In May, Adam Ireland, head of eBay’s U.S. business, said in a blog post that eBay plans to roll out a plugin that’ll let sellers auto-generate item descriptions based on content already available across the web — powered by an OpenAI language model. In that same blog post, Ireland telegraphed the release of the tool launching today.

eBay says that the tool is aimed at addressing the “cold start” issue often experienced by first-time sellers on its platform.
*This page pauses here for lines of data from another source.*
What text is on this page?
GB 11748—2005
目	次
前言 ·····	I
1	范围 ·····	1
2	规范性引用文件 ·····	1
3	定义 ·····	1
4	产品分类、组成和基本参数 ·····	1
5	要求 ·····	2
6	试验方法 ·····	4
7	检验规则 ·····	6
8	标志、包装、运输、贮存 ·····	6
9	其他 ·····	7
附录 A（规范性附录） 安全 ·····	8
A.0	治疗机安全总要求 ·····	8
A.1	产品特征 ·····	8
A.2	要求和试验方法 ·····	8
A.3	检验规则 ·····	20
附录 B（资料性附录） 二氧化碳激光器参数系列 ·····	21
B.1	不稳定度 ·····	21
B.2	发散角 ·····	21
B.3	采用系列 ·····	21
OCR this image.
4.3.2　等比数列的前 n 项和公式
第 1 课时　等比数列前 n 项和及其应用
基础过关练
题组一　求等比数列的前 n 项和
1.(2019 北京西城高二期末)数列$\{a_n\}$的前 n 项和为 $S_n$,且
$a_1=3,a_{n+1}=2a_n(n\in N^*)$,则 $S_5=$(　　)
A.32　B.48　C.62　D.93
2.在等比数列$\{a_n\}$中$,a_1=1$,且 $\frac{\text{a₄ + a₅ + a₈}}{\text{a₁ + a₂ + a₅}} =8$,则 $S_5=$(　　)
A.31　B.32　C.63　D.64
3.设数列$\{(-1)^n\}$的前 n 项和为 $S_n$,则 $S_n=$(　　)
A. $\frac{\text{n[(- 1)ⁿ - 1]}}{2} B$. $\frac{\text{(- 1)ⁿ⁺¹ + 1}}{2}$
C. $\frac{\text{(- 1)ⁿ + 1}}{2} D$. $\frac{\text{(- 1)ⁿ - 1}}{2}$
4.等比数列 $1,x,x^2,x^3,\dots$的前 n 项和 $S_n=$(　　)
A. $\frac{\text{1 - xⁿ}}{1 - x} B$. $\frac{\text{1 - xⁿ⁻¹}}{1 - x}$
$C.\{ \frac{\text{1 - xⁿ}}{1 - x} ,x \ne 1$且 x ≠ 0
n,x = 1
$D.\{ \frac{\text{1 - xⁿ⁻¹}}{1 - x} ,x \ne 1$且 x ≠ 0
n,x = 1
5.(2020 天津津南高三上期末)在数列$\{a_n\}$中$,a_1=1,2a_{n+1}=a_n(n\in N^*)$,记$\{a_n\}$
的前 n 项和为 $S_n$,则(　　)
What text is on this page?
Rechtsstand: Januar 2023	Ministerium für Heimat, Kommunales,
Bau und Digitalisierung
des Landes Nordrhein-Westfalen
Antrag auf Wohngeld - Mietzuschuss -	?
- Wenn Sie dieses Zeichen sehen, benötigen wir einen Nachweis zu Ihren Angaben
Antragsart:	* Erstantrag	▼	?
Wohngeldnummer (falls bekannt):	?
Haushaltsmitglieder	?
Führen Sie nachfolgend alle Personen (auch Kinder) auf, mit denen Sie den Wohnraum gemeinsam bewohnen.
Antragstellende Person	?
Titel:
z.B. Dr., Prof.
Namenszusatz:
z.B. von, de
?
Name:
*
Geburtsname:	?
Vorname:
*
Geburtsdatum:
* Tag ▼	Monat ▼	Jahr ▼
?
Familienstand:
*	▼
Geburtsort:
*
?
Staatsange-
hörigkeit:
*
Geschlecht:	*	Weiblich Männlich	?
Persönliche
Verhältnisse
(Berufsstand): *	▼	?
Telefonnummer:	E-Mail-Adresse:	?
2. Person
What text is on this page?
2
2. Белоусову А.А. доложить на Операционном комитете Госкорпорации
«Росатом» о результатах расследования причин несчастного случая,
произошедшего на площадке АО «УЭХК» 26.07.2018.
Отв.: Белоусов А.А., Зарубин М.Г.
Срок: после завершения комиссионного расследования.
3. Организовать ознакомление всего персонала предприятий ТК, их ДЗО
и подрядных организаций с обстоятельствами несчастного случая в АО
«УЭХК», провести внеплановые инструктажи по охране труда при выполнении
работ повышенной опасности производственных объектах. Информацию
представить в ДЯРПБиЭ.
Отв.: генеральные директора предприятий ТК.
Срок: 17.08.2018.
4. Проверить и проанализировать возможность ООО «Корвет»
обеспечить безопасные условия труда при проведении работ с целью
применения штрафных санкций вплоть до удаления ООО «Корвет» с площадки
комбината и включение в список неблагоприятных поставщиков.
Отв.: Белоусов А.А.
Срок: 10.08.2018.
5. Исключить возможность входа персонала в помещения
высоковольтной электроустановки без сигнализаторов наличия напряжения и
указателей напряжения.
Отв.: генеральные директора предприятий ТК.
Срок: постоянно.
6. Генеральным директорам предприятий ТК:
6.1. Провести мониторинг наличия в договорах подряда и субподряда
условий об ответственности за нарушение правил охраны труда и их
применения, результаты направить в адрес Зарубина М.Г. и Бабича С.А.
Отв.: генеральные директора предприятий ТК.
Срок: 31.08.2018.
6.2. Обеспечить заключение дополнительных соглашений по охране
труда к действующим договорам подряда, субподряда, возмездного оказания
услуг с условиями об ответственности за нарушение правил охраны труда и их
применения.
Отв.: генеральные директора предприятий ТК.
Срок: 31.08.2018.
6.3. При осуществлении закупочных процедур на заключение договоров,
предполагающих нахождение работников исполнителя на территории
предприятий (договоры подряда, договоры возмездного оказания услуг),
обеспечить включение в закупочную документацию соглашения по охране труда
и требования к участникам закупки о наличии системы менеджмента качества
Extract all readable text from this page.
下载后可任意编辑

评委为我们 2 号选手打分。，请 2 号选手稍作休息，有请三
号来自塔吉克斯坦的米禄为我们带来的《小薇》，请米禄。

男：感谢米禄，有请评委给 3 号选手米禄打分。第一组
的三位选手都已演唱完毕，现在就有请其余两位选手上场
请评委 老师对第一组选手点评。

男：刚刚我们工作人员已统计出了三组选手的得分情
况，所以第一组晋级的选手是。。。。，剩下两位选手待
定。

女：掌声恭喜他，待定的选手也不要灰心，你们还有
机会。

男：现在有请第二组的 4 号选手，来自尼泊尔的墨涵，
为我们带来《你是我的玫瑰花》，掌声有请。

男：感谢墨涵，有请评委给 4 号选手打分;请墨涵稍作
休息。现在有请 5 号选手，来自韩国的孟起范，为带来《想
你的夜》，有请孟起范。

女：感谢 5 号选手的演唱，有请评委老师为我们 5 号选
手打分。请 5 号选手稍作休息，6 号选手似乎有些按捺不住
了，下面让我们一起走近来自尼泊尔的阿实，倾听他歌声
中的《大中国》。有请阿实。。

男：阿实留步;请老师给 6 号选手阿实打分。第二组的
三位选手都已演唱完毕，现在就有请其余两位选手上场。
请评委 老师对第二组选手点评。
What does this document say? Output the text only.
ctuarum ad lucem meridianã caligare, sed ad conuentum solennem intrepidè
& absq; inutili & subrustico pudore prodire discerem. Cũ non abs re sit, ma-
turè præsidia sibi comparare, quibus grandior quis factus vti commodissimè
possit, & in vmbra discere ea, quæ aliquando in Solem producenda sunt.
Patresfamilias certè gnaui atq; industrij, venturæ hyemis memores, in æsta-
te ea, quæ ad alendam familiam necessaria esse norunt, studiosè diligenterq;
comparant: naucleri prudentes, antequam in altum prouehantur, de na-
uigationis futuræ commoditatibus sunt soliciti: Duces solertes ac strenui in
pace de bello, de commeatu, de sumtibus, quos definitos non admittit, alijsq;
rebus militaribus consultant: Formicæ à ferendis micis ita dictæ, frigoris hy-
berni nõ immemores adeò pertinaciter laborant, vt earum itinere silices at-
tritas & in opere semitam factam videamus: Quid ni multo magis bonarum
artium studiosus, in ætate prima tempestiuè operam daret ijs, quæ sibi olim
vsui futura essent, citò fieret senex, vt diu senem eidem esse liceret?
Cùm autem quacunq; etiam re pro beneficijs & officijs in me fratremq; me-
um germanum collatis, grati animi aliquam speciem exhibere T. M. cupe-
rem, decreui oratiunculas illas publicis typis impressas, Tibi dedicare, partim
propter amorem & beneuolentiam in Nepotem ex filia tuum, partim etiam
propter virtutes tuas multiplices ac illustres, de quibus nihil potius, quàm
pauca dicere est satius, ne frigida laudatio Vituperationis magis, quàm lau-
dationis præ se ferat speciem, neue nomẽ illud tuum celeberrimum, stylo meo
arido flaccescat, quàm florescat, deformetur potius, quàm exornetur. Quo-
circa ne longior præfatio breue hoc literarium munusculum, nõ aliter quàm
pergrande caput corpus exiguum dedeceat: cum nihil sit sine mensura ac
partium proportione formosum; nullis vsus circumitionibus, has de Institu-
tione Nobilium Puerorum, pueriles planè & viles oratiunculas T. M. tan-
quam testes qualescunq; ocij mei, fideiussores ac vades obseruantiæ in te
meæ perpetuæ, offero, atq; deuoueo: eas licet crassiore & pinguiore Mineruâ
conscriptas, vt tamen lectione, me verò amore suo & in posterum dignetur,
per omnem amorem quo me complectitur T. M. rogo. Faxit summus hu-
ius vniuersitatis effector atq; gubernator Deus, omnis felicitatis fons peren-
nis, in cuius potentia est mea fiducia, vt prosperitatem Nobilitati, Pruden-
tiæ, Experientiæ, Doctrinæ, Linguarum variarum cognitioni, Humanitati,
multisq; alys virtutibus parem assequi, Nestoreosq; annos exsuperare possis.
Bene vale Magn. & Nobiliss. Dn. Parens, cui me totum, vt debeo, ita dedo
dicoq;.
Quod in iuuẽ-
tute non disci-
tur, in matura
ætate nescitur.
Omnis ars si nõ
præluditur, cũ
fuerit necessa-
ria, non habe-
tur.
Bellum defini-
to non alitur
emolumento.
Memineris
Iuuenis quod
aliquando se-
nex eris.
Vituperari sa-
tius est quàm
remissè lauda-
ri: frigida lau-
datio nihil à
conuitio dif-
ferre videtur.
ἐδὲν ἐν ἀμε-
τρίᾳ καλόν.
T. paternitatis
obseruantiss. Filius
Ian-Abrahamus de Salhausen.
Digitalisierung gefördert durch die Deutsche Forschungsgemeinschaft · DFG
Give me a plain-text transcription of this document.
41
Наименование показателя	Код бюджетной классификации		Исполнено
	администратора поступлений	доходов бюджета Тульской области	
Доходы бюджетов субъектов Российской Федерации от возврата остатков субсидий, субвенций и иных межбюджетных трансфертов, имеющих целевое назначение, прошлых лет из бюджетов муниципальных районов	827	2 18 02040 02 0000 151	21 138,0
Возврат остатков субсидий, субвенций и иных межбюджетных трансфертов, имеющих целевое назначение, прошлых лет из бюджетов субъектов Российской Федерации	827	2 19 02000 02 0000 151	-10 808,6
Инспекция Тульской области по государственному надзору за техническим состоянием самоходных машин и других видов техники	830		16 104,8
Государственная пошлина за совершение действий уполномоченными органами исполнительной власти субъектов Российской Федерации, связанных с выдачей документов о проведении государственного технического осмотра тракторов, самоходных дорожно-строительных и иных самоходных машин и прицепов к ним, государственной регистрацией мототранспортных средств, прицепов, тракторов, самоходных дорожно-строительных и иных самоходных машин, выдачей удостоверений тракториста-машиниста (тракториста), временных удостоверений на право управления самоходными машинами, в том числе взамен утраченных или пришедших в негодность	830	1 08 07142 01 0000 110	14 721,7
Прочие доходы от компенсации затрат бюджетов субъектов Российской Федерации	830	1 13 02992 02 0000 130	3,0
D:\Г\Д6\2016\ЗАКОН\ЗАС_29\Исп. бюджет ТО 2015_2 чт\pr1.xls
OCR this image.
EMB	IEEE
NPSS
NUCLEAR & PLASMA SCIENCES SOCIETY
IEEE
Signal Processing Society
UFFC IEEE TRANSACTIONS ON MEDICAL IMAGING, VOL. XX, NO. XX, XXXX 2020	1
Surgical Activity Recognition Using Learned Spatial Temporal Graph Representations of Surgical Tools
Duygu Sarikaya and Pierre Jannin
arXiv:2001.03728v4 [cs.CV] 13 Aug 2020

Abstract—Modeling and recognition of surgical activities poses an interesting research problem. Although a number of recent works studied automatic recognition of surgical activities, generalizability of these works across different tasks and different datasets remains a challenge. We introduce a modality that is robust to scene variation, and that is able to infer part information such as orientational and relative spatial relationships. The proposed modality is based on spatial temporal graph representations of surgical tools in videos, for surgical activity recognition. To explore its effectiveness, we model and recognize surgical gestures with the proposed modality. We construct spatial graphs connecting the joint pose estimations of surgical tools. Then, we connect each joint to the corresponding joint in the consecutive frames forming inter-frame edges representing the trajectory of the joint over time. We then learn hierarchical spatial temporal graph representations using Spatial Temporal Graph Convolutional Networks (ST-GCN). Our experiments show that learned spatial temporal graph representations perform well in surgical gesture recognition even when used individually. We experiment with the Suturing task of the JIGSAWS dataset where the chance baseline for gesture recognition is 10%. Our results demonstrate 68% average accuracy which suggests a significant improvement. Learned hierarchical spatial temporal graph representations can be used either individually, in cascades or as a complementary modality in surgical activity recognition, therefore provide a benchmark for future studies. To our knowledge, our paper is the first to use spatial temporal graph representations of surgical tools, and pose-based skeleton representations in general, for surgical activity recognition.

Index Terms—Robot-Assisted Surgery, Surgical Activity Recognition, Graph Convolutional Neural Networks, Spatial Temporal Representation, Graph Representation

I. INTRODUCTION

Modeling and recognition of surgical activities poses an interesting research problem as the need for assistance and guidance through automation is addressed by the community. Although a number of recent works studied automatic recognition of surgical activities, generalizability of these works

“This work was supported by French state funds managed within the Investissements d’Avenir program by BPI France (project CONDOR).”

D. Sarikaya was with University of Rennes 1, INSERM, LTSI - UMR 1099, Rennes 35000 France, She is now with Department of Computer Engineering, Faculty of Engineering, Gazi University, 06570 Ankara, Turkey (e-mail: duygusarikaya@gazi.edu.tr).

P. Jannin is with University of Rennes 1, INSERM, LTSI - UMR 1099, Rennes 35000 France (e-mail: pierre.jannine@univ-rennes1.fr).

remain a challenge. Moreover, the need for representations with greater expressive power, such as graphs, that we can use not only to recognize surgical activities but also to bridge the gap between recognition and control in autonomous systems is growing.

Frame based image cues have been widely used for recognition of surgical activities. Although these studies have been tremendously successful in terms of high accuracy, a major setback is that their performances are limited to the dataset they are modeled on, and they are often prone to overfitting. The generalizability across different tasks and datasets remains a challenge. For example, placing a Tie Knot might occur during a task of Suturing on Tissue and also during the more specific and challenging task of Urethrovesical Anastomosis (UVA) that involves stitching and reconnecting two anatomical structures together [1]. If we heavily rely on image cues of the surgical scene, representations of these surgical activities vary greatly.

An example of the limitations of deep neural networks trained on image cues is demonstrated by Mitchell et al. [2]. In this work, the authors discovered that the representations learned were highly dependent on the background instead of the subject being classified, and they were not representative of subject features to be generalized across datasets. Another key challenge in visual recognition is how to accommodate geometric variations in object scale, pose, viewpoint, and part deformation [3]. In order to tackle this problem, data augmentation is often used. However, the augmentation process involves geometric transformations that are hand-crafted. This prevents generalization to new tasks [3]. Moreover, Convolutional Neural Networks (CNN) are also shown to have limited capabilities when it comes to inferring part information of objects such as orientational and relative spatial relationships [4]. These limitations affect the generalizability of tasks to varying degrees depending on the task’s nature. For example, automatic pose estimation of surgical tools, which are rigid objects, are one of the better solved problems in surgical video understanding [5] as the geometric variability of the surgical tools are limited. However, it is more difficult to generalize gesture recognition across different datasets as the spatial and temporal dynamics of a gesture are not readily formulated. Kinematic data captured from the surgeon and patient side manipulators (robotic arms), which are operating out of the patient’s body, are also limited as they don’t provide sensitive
Not uncommonly, new sellers are overwhelmed by the amount of info they need to enter to create a competitive listing, eBay claims — so what better way to overcome that than by removing the need to enter info altogether?

eBay generative AI

eBay’s tool converts photos to listings.

“There’s no need to work through a cold start with AI: as soon as you’re ready to sell, your listing is ready to post,” eBay writes in a blog post. “We’ve been hard at work on the next version of a new, magical listing experience, which uses AI to analyze, research and extrapolate information from a small amount of data provided by the seller.”

But longtime sellers on eBay don’t appear to be pleased with the platform’s AI direction.

The official eBay community forum and subreddits frequented by sellers are filling up with complaints about the poor quality of eBay’s description generator, which has been available in limited tests — with one user on the forum, vssoutlet, claiming that eBay’s AI-generated text is misleading and, in some cases, downright untruthful. Vssoutlet points to a listing for a Pentax SLR camera, for which eBay’s AI generated a description saying the camera came with a lens kit — an obvious error.

On the subreddit /r/Flipping, a Reddit community dedicated to the art of flipping high-profile merch, an eBay seller going by the name IJustWondering writes that the eBay description generator frequently “re-states the item specifics and the title” and merely “adds some fluff.” Another user, Hardcorelogic, recounts an experience similar vssoutlet’s, finding that the AI-written descriptions “contain mistakes” and “[are] too long.”

“By the time I got done fixing [one of the descriptions] and shortening it, I could have written it myself,” Hardcorelogic writes.

This writer worries, too, about the photo-recognizing component of eBay’s new generative feature. Given that some of the best computer vision algorithms today are so plagued with bias that they can’t reliably distinguish Black people from gorillas, I don’t have high hopes for eBay’s take.

That aside, eBay sellers appear to be taking issue not only with generative AI’s tendency to spout mistruths and hallucinate — eBay is well aware of this, as the new listing-generating tool has a disclaimer warning that the text might not be completely accurate — but with the use cases that eBay envisions for it.

Sellers point out that eBay’s AI-generated descriptions aren’t clear, concise or direct enough for most buyers. The description generator tends to be repetitive and verbose, they claim — even for basic items. And the generated text doesn’t list the individual characteristics of items, including their flaws.

eBay certainly isn’t the only marketplace embracing AI as a way to solve a funnel problem (i.e. convincing more sellers, which pay revenue-generating selling fees, to list items — and to make its pages more discoverable on search engines). Shopify recently introduced AI-generated product descriptions, while Amazon rolled out AI-generated summaries of reviews.

The Information reports that Amazon is also piloting AI that’ll allow merchants to generate titles, descriptions and bullet points for select products. Unlike eBay’s newly-launched tool, Amazon’s will work not from photos but from a list of keywords, and “strictly regulate” the content allowed in the generated product listings.

But eBay’s roadmap is arguably among the more aggressive. And sellers — rightfully so, I’d argue — are beginning to question the wisdom of that strategy.